Ibu membuka mata perlahan, tersenyum kecil.
“Luna... kamu udah datang...”
“Iya, Bu. Maaf telat.”
“Enggak. Kamu pulang tepat waktu.”
Dan malam itu mereka bicara. Bukan tentang tumor, bukan tentang sakit, tapi tentang masa kecil Aluna. Tentang saat dia belajar naik sepeda, jatuh dan menangis, lalu dipeluk Ibu. Tentang waktu Ibu masak sop ayam karena tahu Aluna patah hati pertama kali. Dan tentang hal-hal kecil yang dulu terasa sepele, tapi kini menjadi alasan Aluna merasa hangat di dunia yang kadang dingin.
---
Keesokan harinya, Aluna duduk di dapur, membuatkan teh untuk Ibu.
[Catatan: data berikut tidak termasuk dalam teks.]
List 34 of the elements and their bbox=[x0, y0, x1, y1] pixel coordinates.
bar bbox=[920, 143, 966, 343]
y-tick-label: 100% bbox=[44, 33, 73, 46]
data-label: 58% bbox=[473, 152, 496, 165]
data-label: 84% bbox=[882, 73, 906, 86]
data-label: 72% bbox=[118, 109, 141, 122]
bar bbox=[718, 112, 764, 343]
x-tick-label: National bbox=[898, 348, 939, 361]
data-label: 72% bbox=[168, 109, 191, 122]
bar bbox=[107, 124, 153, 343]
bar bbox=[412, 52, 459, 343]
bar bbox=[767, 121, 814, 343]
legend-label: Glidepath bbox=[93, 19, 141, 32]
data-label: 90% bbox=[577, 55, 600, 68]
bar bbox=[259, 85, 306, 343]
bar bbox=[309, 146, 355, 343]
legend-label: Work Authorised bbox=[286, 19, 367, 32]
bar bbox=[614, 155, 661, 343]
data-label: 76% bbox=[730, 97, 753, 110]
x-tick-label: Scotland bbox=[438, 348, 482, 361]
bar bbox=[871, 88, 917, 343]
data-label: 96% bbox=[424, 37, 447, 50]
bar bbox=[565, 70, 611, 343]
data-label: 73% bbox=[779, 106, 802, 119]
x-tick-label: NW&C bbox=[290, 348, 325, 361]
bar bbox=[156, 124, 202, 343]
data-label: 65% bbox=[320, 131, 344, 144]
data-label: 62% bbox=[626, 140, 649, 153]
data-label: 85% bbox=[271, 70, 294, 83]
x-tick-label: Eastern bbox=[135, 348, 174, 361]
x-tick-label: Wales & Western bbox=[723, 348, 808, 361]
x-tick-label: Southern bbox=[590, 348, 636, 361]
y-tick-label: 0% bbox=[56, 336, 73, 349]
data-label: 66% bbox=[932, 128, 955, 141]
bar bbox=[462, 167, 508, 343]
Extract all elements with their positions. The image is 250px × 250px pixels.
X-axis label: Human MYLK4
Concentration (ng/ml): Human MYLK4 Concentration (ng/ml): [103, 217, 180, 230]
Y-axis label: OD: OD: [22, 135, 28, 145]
Ia melihat dinding yang penuh coretan tinggi badan masa kecilnya. Di sana ada tulisan: “Luna umur 6 tahun: tinggi 115 cm”, dan di sampingnya, “Luna umur 10 tahun: 135 cm (masih takut jarum suntik)”. Dapur itu dulu tempat Ibu sering memarahi Aluna karena lupa nyuci piring. Tapi juga tempat di mana Ibu pertama kali memujinya karena bisa masak telur dadar tanpa gosong. Bapak masuk sambil membawa beberapa map berisi hasil cek medis.
“Ayah,” kata Aluna pelan, “Kita bisa atur jadwal dokter bareng-bareng. Aku bisa bolak-balik dari kampus dulu. Tapi kalau Ibu butuh aku tinggal di rumah sementara, aku siap.”
Bapak menatap anak perempuannya. “Kamu yakin?”
Aluna mengangguk. “Pulang bukan cuma soal tempat, kan? Tapi soal tahu ke mana hati harus kembali.”
---
Hari-hari berikutnya berjalan pelan. Ibu mulai terapi ringan, minum obat rutin, dan setiap pagi, Aluna duduk di sampingnya sambil membacakan koran. Kadang, mereka nonton ulang sinetron lama, tertawa di adegan yang sama. Kadang, mereka hanya duduk diam sambil minum teh. Tapi dalam diam itu, banyak hal terjadi. Luka yang dulu menganga perlahan mengering. Waktu yang pernah terlewatkan perlahan digantikan dengan kebersamaan baru. Dan satu hari, saat sore hampir beranjak malam, Ibu berkata pelan, “Luna, terima kasih ya, udah pulang.”
Aluna tersenyum. “Ibu juga. Terima kasih sudah jadi rumah yang selalu menerima, bahkan saat aku lupa jalan pulang.”